Businesses welcome wage guidelines but say pay hikes should be backed by productivity boost

Companies are encouraged to beef up the flexible wage component of employees’ pay to increase wages. ST PHOTO: LIM YAOHUI

SINGAPORE - The Association of Small and Medium Enterprises (Asme) has welcomed the National Wages Council’s (NWC) new wage guidelines, as the broad framework gives businesses the room to tailor implementation of the wage increases on a case-by-case basis.

Small and medium enterprises (SMEs) employ about 70 per cent of the workforce, according to a UOB report.

Mr Ang Yuit, vice-president of Asme, said that “as an association, we want to encourage the business owners to adopt the guidelines of flexible wages and implement what works for their business”.

The NWC has recommended a “fair and sustainable” rise in wages for the period from Dec 1, 2022, to Nov 30, 2023.

To achieve this, companies are encouraged to beef up the flexible wage component of employees’ pay.

Lower-wage workers also get higher wage increments of 5.5 per cent to 7.5 per cent, or at least $80 to $100, up from the range of $70 to $80 in the past year’s guidelines.

Dr David Leong, managing director of HR consulting firm Peopleworldwide Consulting, said employers should consider wage adjustments to retain workers and hire more.

He added that working on the monthly variable component is the most sensible way for companies to increase wages as it can be adjusted when times are difficult.

This ensures they do not lose their talents and, when the business environment picks up, “their core team is intact and the rank and file are ready to run”, he said. 

Ms Tricia Liverpool, general manager of executive recruitment firm Cornerstone Global Partners, said employers should look at more regular salary reviews for high-performing employees and give bigger bonuses as a reward for productivity.

She said non-financial benefits are also important and “could include perks like hybrid working as an option for those who need it, more days off, improved healthcare plans and an investment on learning and development”.

For lower-wage workers, like security guards, cleaners and landscape workers, the wage increase is also welcome.

Mr Toby Koh, group managing director of security services company Ademco Security Group, said the security guard industry is facing a severe shortage of manpower and if salaries do not go up, it will not be able to attract better and younger talent into the trade.

“We are paying above-market rates. Let’s not talk about the very new hires with no experience. With experienced staff, they are definitely getting above the market norms,” he said.

As wages rise, the Singapore National Employers Federation (SNEF) said this should be supported by productivity growth.

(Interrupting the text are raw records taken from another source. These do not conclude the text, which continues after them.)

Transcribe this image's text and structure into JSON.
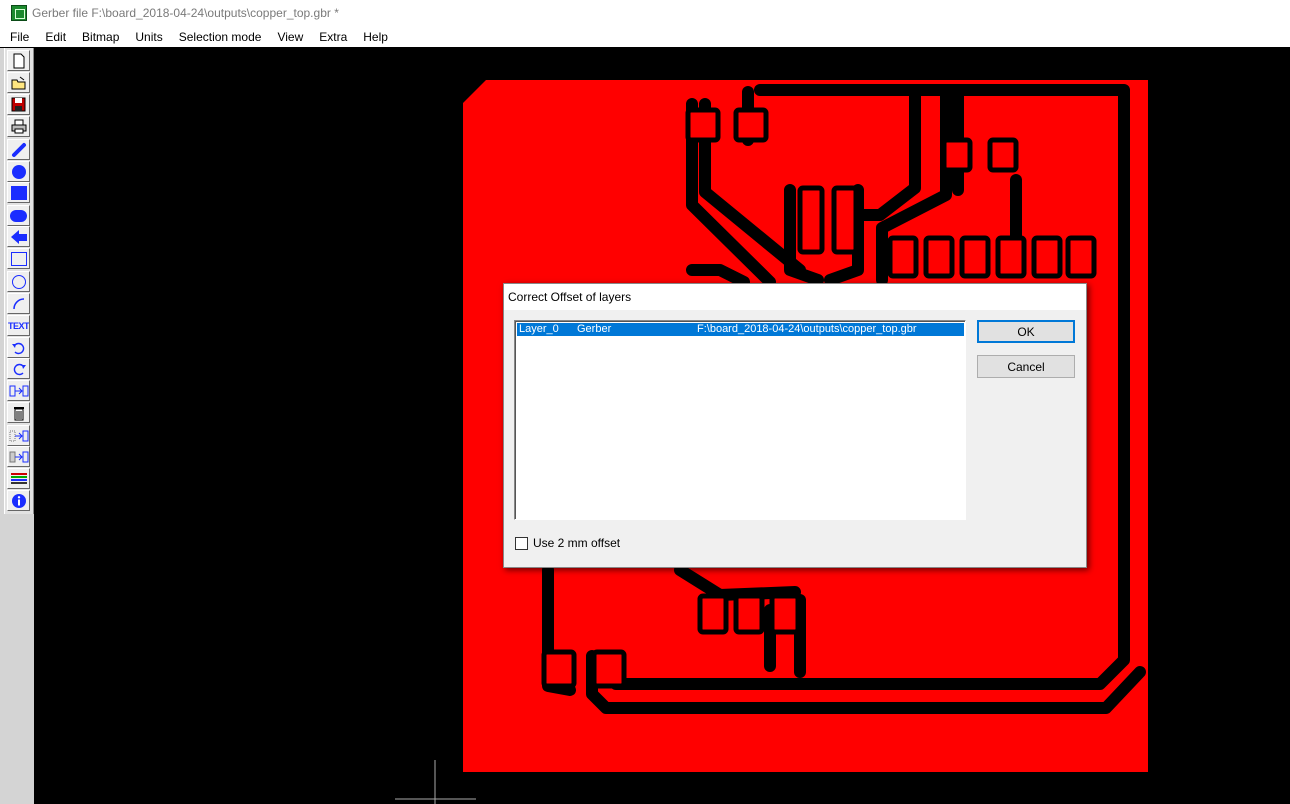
{
  "window": {
    "title": "Gerber file F:\\board_2018-04-24\\outputs\\copper_top.gbr *"
  },
  "menu": [
    "File",
    "Edit",
    "Bitmap",
    "Units",
    "Selection mode",
    "View",
    "Extra",
    "Help"
  ],
  "toolbar": {
    "tools": [
      {
        "name": "new-file-icon",
        "glyph": "page"
      },
      {
        "name": "open-folder-icon",
        "glyph": "folder"
      },
      {
        "name": "save-icon",
        "glyph": "disk"
      },
      {
        "name": "print-icon",
        "glyph": "printer"
      },
      {
        "name": "draw-line-icon",
        "glyph": "line"
      },
      {
        "name": "draw-filled-circle-icon",
        "glyph": "fcircle"
      },
      {
        "name": "draw-filled-rect-icon",
        "glyph": "frect"
      },
      {
        "name": "draw-rounded-rect-icon",
        "glyph": "frounded"
      },
      {
        "name": "draw-polygon-icon",
        "glyph": "arrow"
      },
      {
        "name": "draw-rect-outline-icon",
        "glyph": "rect"
      },
      {
        "name": "draw-circle-outline-icon",
        "glyph": "circle"
      },
      {
        "name": "draw-arc-icon",
        "glyph": "arc"
      },
      {
        "name": "text-tool-icon",
        "glyph": "text",
        "label": "TEXT"
      },
      {
        "name": "undo-icon",
        "glyph": "undo"
      },
      {
        "name": "redo-icon",
        "glyph": "redo"
      },
      {
        "name": "move-icon",
        "glyph": "move"
      },
      {
        "name": "delete-icon",
        "glyph": "trash"
      },
      {
        "name": "copy-move-icon",
        "glyph": "move2"
      },
      {
        "name": "mirror-move-icon",
        "glyph": "move3"
      },
      {
        "name": "layers-icon",
        "glyph": "layers"
      },
      {
        "name": "info-icon",
        "glyph": "info"
      }
    ]
  },
  "colors": {
    "copper": "#ff0000",
    "background": "#000000",
    "tool_blue": "#1a2dff",
    "selection": "#0078d7"
  },
  "dialog": {
    "title": "Correct Offset of layers",
    "layers": [
      {
        "name": "Layer_0",
        "type": "Gerber",
        "path": "F:\\board_2018-04-24\\outputs\\copper_top.gbr",
        "selected": true
      }
    ],
    "ok_label": "OK",
    "cancel_label": "Cancel",
    "checkbox_label": "Use 2 mm offset",
    "checkbox_checked": false
  }
}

SNEF said real total wage growth, which include bonuses, was 2.7 per cent a year between 2016 and 2021.

During that period, productivity growth was 3.2 per cent per annum as wages grew at a slower pace, against the backdrop of a weaker economy.

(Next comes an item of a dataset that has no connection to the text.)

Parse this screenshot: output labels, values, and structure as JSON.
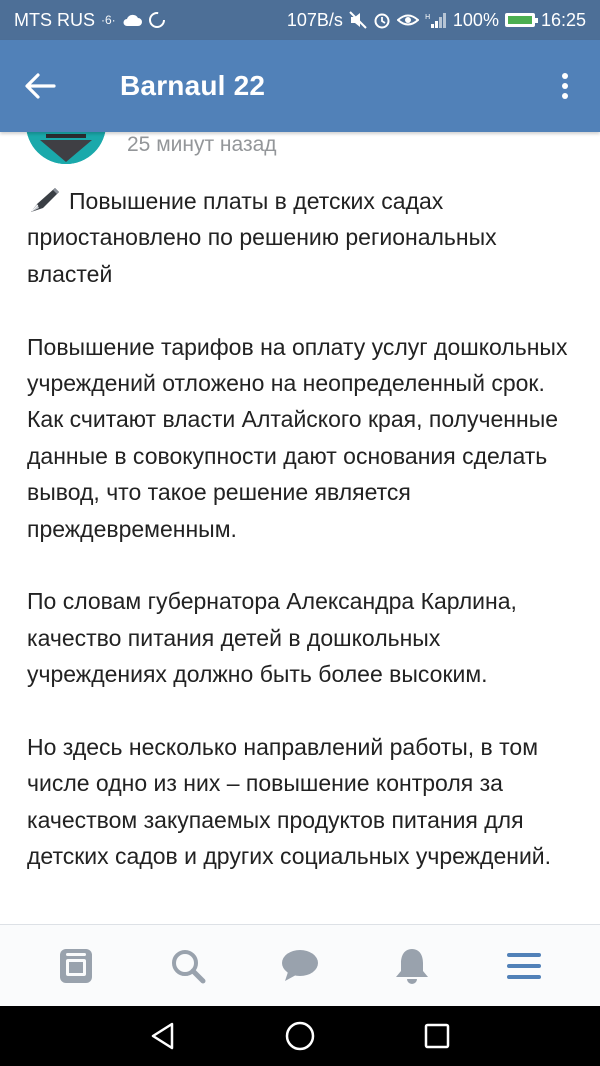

Asme’s Mr Ang said productivity has already been affected by the high manpower turnover SMEs are facing.

“There is a lot of movement in the job market. When you lose people, you need time to find and train people. We are seeing this in the last nine months, ever since opening up (after the pandemic),” he said.

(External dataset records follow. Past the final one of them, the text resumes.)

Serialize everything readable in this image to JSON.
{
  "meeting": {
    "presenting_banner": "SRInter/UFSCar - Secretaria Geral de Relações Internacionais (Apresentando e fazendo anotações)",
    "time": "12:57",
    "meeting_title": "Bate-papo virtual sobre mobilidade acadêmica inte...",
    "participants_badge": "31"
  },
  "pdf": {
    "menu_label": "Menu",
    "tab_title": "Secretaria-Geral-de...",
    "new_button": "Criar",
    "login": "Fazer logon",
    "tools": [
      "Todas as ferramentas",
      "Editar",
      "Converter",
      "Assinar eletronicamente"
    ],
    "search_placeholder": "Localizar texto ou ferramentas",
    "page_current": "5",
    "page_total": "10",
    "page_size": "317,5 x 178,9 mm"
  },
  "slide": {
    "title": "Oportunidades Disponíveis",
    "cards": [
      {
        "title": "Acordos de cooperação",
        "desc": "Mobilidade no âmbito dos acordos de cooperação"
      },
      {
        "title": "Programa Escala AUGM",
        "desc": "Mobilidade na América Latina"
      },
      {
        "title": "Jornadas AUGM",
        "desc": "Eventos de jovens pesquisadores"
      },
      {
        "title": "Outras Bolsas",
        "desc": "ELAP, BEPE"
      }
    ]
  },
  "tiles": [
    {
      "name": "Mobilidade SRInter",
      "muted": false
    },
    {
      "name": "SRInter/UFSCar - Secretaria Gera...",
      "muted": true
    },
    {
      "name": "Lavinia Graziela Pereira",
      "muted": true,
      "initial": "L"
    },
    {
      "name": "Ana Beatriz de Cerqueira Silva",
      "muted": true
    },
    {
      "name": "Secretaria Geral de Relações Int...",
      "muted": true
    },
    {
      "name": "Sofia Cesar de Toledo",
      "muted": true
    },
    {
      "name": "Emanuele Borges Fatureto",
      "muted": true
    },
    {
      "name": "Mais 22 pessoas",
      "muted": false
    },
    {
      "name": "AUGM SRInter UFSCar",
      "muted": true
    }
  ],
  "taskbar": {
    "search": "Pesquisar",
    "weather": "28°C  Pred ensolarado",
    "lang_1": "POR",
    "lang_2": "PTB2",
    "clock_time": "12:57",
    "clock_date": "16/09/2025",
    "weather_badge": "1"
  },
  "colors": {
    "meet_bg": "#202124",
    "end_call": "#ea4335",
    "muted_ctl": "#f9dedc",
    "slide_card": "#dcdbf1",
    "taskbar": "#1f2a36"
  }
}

To boost productivity, NWC said employers should continue with business transformation and job redesign initiatives.

Employees should also reskill and upskill to ensure their skills remain relevant in the current environment.

Ademco’s Mr Koh said the industry is already using technology to boost productivity and trying to get clients to understand how technology can complement the physical security guards on site.

He said there are instances where technology can do a better job and there are instances when human judgment is still necessary.

“Why do we still want guys to do endless patrols around our premises? Wouldn’t computer vision actually be more efficient than human eyes?” he said.

But he added that when someone is seen loitering, a security officer would still need to go and chat with the person to assess if there is a threat.